Page:Goncourt - Journal, t7, 1894.djvu/297

Le texte de cette page a été corrigé et est conforme au fac-similé.

Daudet. — Oui, oui, certainement, si j’avais dix ans devant moi… Eh, mon Dieu, je ne parle pas de la mort… mais de la diminution de l’intelligence, à laquelle, mon cher ami, je suis peut-être condamné par ma maladie.

Moi. — Allons, êtes-vous bête… Permettez-moi d’être cruel… Mettons les choses au pis… Est-ce que Henri Heine n’a pas conservé sa faculté de travail jusqu’au dernier moment ?… Et vous, jamais votre cerveau n’a été plus enfanteur.
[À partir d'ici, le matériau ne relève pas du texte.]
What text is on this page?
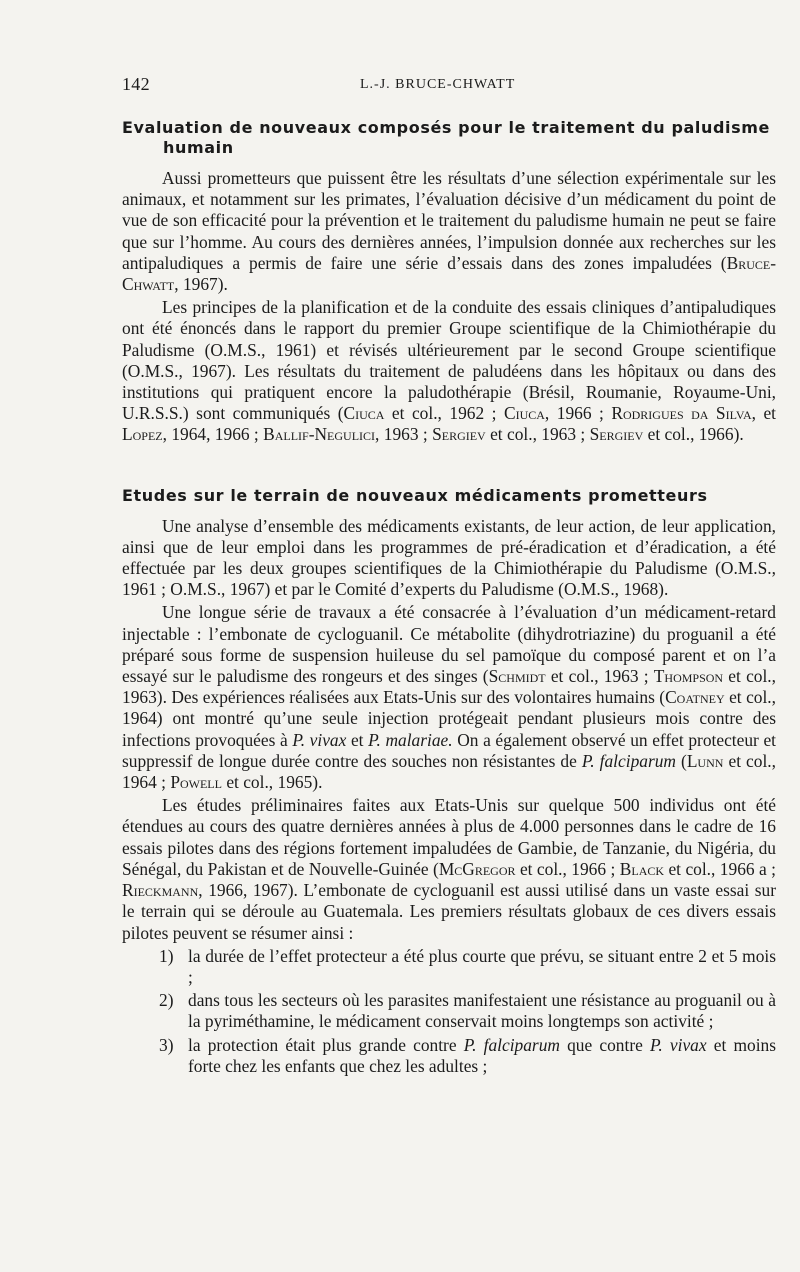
142	L.-J. BRUCE-CHWATT
Evaluation de nouveaux composés pour le traitement du paludisme
humain

Aussi prometteurs que puissent être les résultats d’une sélection expérimentale sur les animaux, et notamment sur les primates, l’évaluation décisive d’un médicament du point de vue de son efficacité pour la prévention et le traitement du paludisme humain ne peut se faire que sur l’homme. Au cours des dernières années, l’impulsion donnée aux recherches sur les antipaludiques a permis de faire une série d’essais dans des zones impaludées (Bruce-Chwatt, 1967).

Les principes de la planification et de la conduite des essais cliniques d’antipaludiques ont été énoncés dans le rapport du premier Groupe scientifique de la Chimiothérapie du Paludisme (O.M.S., 1961) et révisés ultérieurement par le second Groupe scientifique (O.M.S., 1967). Les résultats du traitement de paludéens dans les hôpitaux ou dans des institutions qui pratiquent encore la paludothérapie (Brésil, Roumanie, Royaume-Uni, U.R.S.S.) sont communiqués (Ciuca et col., 1962 ; Ciuca, 1966 ; Rodrigues da Silva, et Lopez, 1964, 1966 ; Ballif-Negulici, 1963 ; Sergiev et col., 1963 ; Sergiev et col., 1966).

Etudes sur le terrain de nouveaux médicaments prometteurs

Une analyse d’ensemble des médicaments existants, de leur action, de leur application, ainsi que de leur emploi dans les programmes de pré-éradication et d’éradication, a été effectuée par les deux groupes scientifiques de la Chimiothérapie du Paludisme (O.M.S., 1961 ; O.M.S., 1967) et par le Comité d’experts du Paludisme (O.M.S., 1968).

Une longue série de travaux a été consacrée à l’évaluation d’un médicament-retard injectable : l’embonate de cycloguanil. Ce métabolite (dihydrotriazine) du proguanil a été préparé sous forme de suspension huileuse du sel pamoïque du composé parent et on l’a essayé sur le paludisme des rongeurs et des singes (Schmidt et col., 1963 ; Thompson et col., 1963). Des expériences réalisées aux Etats-Unis sur des volontaires humains (Coatney et col., 1964) ont montré qu’une seule injection protégeait pendant plusieurs mois contre des infections provoquées à P. vivax et P. malariae. On a également observé un effet protecteur et suppressif de longue durée contre des souches non résistantes de P. falciparum (Lunn et col., 1964 ; Powell et col., 1965).

Les études préliminaires faites aux Etats-Unis sur quelque 500 individus ont été étendues au cours des quatre dernières années à plus de 4.000 personnes dans le cadre de 16 essais pilotes dans des régions fortement impaludées de Gambie, de Tanzanie, du Nigéria, du Sénégal, du Pakistan et de Nouvelle-Guinée (McGregor et col., 1966 ; Black et col., 1966 a ; Rieckmann, 1966, 1967). L’embonate de cycloguanil est aussi utilisé dans un vaste essai sur le terrain qui se déroule au Guatemala. Les premiers résultats globaux de ces divers essais pilotes peuvent se résumer ainsi :

1) la durée de l’effet protecteur a été plus courte que prévu, se situant entre 2 et 5 mois ;
2) dans tous les secteurs où les parasites manifestaient une résistance au proguanil ou à la pyriméthamine, le médicament conservait moins longtemps son activité ;
3) la protection était plus grande contre P. falciparum que contre P. vivax et moins forte chez les enfants que chez les adultes ;
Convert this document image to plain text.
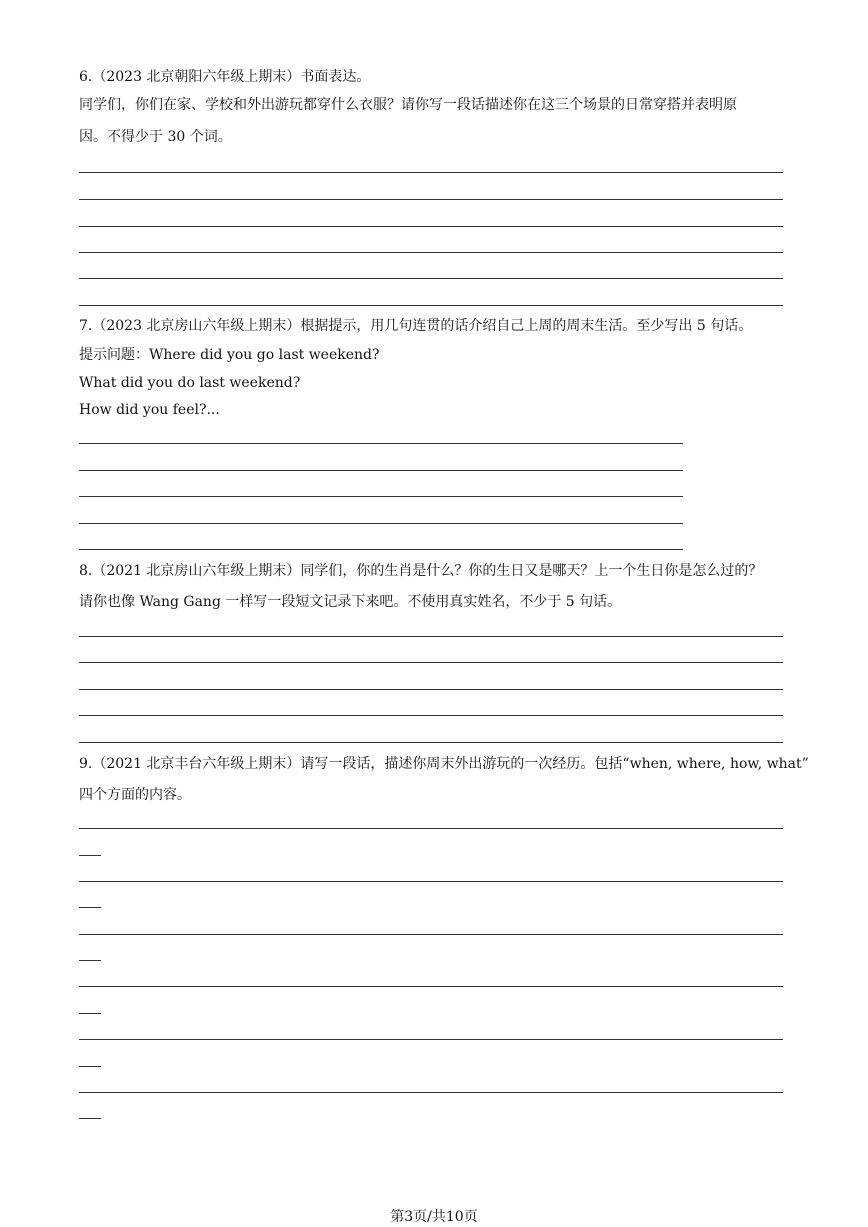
6.（2023 北京朝阳六年级上期末）书面表达。
同学们，你们在家、学校和外出游玩都穿什么衣服？请你写一段话描述你在这三个场景的日常穿搭并表明原
因。不得少于 30 个词。
7.（2023 北京房山六年级上期末）根据提示，用几句连贯的话介绍自己上周的周末生活。至少写出 5 句话。
提示问题：Where did you go last weekend?
What did you do last weekend?
How did you feel?...
8.（2021 北京房山六年级上期末）同学们，你的生肖是什么？你的生日又是哪天？上一个生日你是怎么过的？
请你也像 Wang Gang 一样写一段短文记录下来吧。不使用真实姓名，不少于 5 句话。
9.（2021 北京丰台六年级上期末）请写一段话，描述你周末外出游玩的一次经历。包括“when, where, how, what”
四个方面的内容。
第3页/共10页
Daudet (absorbé et tout à son idée). — Vous comprenez bien toute la variété qu’il y aurait là dedans… depuis les plus grands problèmes sociaux jusqu’au petit caillou de la route… Tenez, le premier soir, le crépuscule amènerait une grande causerie sur la peur… Et aussi les épisodes de la journée… Au fait, ce ne seraient pas des chapitres, mais des haltes, qui feraient les divisions de mon livre… Puis vous concevez, mes voyageurs seraient de vrais êtres… Je mettrai en contact deux jeunes ménages, deux hommes et deux femmes de tempéraments différents… Oh, pas d’enfant, de peur de donner un caractère de sensiblerie à la chose.

Moi. — Si, j’y mettrais un enfant, moi, mais pas le moutard spirituel, pas l’enfant sentimentalement ventriloque du théâtre, j’y mettrais un bébé comme Mémé, un enfant de deux à trois ans, qui y jetterait le gazouillis d’un petit être de grâce, dans le sérieux des paroles.

Daudet. — Ma seconde maringote serait amusante.